(Bloomberg) -- Nissan Motor Co. fell the most in a month after warning that full-year operating profit came in 15% lower than it forecast as recently as February as sales fell short of expectations.

The Japanese carmaker’s preliminary profit figure of ¥530 billion ($3.4 billion) fell short of the ¥620 billion predicted by the company and by analysts. The company’s shares dropped as much as 3.6% in early trading in Tokyo on Monday, the most since March 26 on an intraday basis.

The full-year warning follows another miss in February when third-quarter profit came in below estimates. The manufacturer cited “temporary logistics disruption and intensifying competition” and lowered its vehicle sales forecast to 3.55 million units at the time. Now, Nissan says it expects to sell 3.44 million units. That compares with around 5 million as little as five years ago, with an aging lineup, lack of hybrid options in North America and intensifying competition in China contributing to the decline. 

An earthquake in Japan earlier this year and other logistics issues also affected sales, according to the company. 

“The US has a big impact and the hybrid mix is growing more than what we anticipated,” Chief Executive Officer Makoto Uchida said during a virtual press conference. Nissan is also bearing the cost of investments that suppliers made based on previous sales targets, as well as providing relief to them from increasing inflation, he said. 

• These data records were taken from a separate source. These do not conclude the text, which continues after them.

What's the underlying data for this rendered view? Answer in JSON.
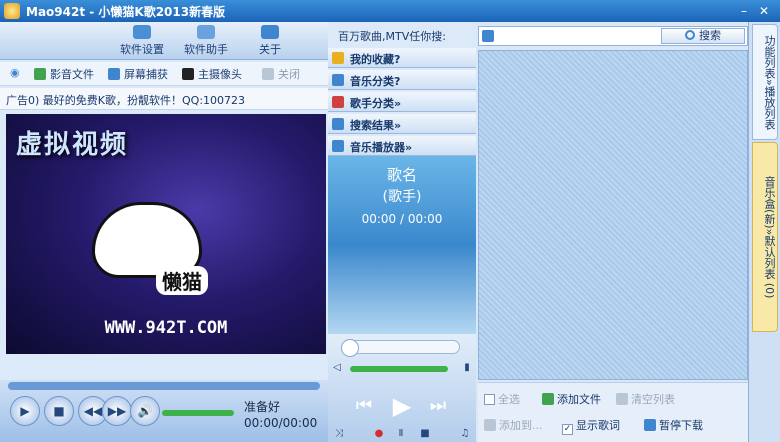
{
  "window": {
    "title": "Mao942t - 小懒猫K歌2013新春版",
    "minimize": "–",
    "close": "✕"
  },
  "toolbar": {
    "items": [
      {
        "label": "软件设置",
        "icon": "settings-icon",
        "color": "#4a8fd6"
      },
      {
        "label": "软件助手",
        "icon": "helper-icon",
        "color": "#6aa2e0"
      },
      {
        "label": "关于",
        "icon": "about-icon",
        "color": "#3f86cf"
      }
    ]
  },
  "actions": {
    "items": [
      {
        "label": "影音文件",
        "icon": "media-file-icon",
        "color": "#3fa34f"
      },
      {
        "label": "屏幕捕获",
        "icon": "screen-capture-icon",
        "color": "#3f86cf"
      },
      {
        "label": "主摄像头",
        "icon": "camera-icon",
        "color": "#222222"
      },
      {
        "label": "关闭",
        "icon": "close-icon",
        "color": "#b9c6d6"
      }
    ]
  },
  "ad": {
    "text": "广告0) 最好的免费K歌，扮靓软件！QQ:100723"
  },
  "video": {
    "watermark": "虚拟视频",
    "logo_text": "懒猫",
    "url": "WWW.942T.COM"
  },
  "player": {
    "status": "准备好",
    "time": "00:00/00:00",
    "buttons": [
      "▶",
      "■",
      "◀◀",
      "▶▶",
      "🔊"
    ]
  },
  "middle": {
    "search_prompt": "百万歌曲,MTV任你搜:",
    "menu": [
      {
        "label": "我的收藏?",
        "icon": "favorites-icon",
        "color": "#e8b020"
      },
      {
        "label": "音乐分类?",
        "icon": "music-category-icon",
        "color": "#3f86cf"
      },
      {
        "label": "歌手分类»",
        "icon": "singer-category-icon",
        "color": "#d04040"
      },
      {
        "label": "搜索结果»",
        "icon": "search-results-icon",
        "color": "#3f86cf"
      },
      {
        "label": "音乐播放器»",
        "icon": "music-player-icon",
        "color": "#3f86cf"
      }
    ],
    "now_playing": {
      "song": "歌名",
      "artist": "(歌手)",
      "time": "00:00 / 00:00"
    },
    "controls": {
      "prev": "⏮",
      "play": "▶",
      "next": "⏭"
    }
  },
  "search": {
    "placeholder": "",
    "button": "搜索"
  },
  "list_controls": {
    "select_all": "全选",
    "add_file": "添加文件",
    "clear_list": "清空列表",
    "add_to": "添加到...",
    "show_lyrics": "显示歌词",
    "pause_download": "暂停下载"
  },
  "vtabs": [
    "功能列表»播放列表",
    "音乐盒(新)»默认列表 (0)"
  ]
}
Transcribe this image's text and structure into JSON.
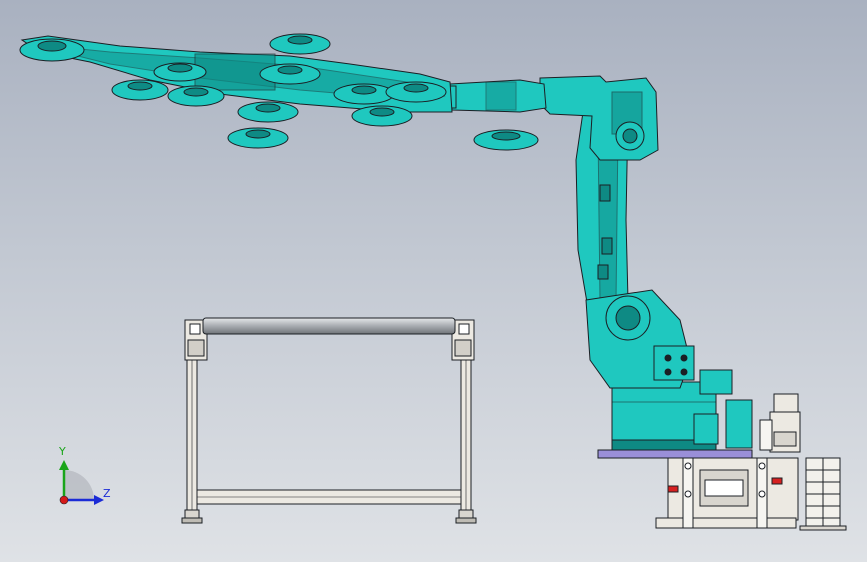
{
  "viewport": {
    "background_top": "#a9b1c0",
    "background_bottom": "#dfe2e6"
  },
  "colors": {
    "robot": "#1fc8bf",
    "robot_dark": "#0e8a84",
    "outline": "#1b1f24",
    "frame_fill": "#ece9e2",
    "roller": "#b9bcc0",
    "plate": "#9a8fd8",
    "axis_y": "#1aa51a",
    "axis_z": "#1b2bd6",
    "axis_x": "#d41919"
  },
  "triad": {
    "y_label": "Y",
    "z_label": "Z"
  }
}
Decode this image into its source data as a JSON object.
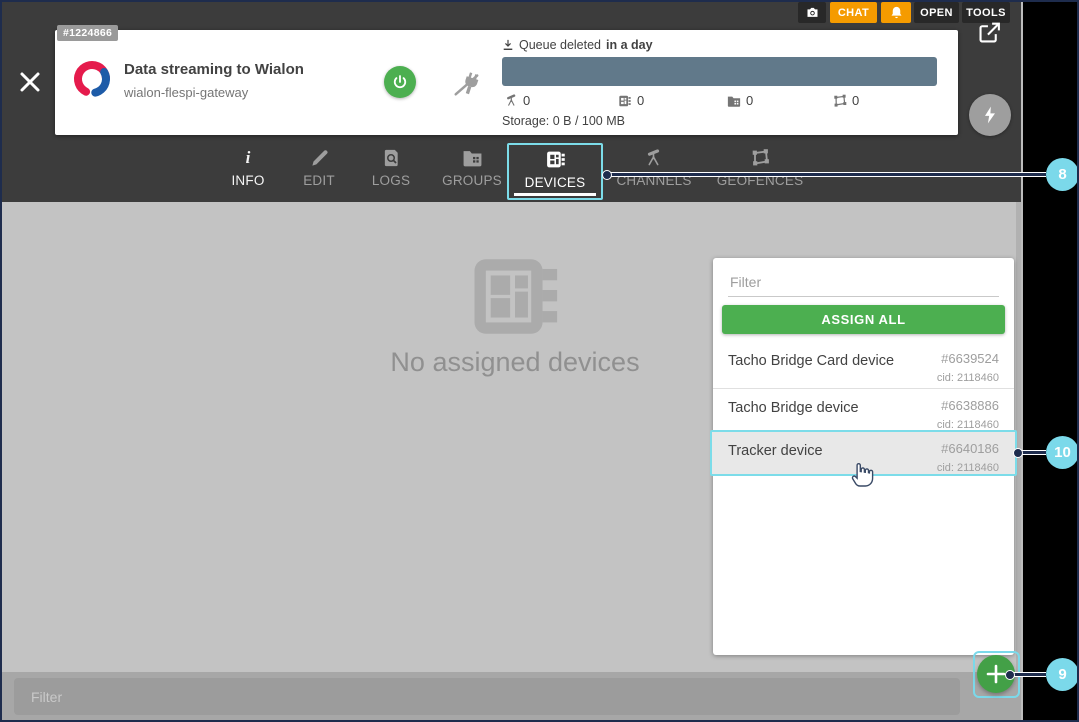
{
  "topbar": {
    "chat_label": "CHAT",
    "open_label": "OPEN",
    "tools_label": "TOOLS"
  },
  "stream_card": {
    "id_badge": "#1224866",
    "title": "Data streaming to Wialon",
    "subtitle": "wialon-flespi-gateway",
    "queue_text": "Queue deleted",
    "queue_text_bold": "in a day",
    "counters": [
      {
        "icon": "channels-icon",
        "value": "0"
      },
      {
        "icon": "devices-icon",
        "value": "0"
      },
      {
        "icon": "groups-icon",
        "value": "0"
      },
      {
        "icon": "geofences-icon",
        "value": "0"
      }
    ],
    "storage_text": "Storage: 0 B / 100 MB"
  },
  "tabs": [
    {
      "label": "INFO"
    },
    {
      "label": "EDIT"
    },
    {
      "label": "LOGS"
    },
    {
      "label": "GROUPS"
    },
    {
      "label": "DEVICES",
      "active": true
    },
    {
      "label": "CHANNELS"
    },
    {
      "label": "GEOFENCES"
    }
  ],
  "main": {
    "empty_state": "No assigned devices"
  },
  "device_panel": {
    "filter_placeholder": "Filter",
    "assign_all_label": "ASSIGN ALL",
    "devices": [
      {
        "name": "Tacho Bridge Card device",
        "id": "#6639524",
        "cid": "cid: 2118460",
        "highlighted": false
      },
      {
        "name": "Tacho Bridge device",
        "id": "#6638886",
        "cid": "cid: 2118460",
        "highlighted": false
      },
      {
        "name": "Tracker device",
        "id": "#6640186",
        "cid": "cid: 2118460",
        "highlighted": true
      }
    ]
  },
  "bottom_bar": {
    "filter_placeholder": "Filter"
  },
  "annotations": {
    "devices_tab": "8",
    "add_button": "9",
    "tracker_row": "10"
  },
  "icons": {
    "info_glyph": "i"
  },
  "colors": {
    "accent_green": "#4caf50",
    "fab_green": "#43a047",
    "annotation_cyan": "#7bd9ea",
    "brand_orange": "#f59b00",
    "queue_bar": "#61798a",
    "frame_navy": "#1e2c4d"
  }
}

Read More: Nissan Plans to Boost Sales by 1 Million Cars by 2027 

Last month, Nissan unveiled plans to sell an additional 1 million vehicles a year by 2027 by introducing dozens of new models — including more cost-effective EVs. It also announced a partnership with Honda Motor Co. to develop EV technology. The rivals, which initially signed a memorandum of understanding, said they will collaborate on core technology for battery-based electric vehicles, including software.

But Friday’s release may cast doubt on Nissan’s ability to achieve the goals set out in the plan it announced in March.

The factors of lower sales volume and various cost-relief measures have been known for some time, and “it’s unclear if they were factored into Nissan’s mid-term plan,” Bloomberg Intelligence senior analyst Tatsuo Yoshida wrote in a note. “It could undermine the viability of its targets.” 

On the topic of the weakening yen, which is trading near a 34-year low, Nissan’s Chief Financial Officer Stephen Ma said the foreign-exchange impact is “positive” and the company will give a detailed analysis during its earnings announcement, which is likely to come next month. For now, the company has no plans to change its dividend policy, he said.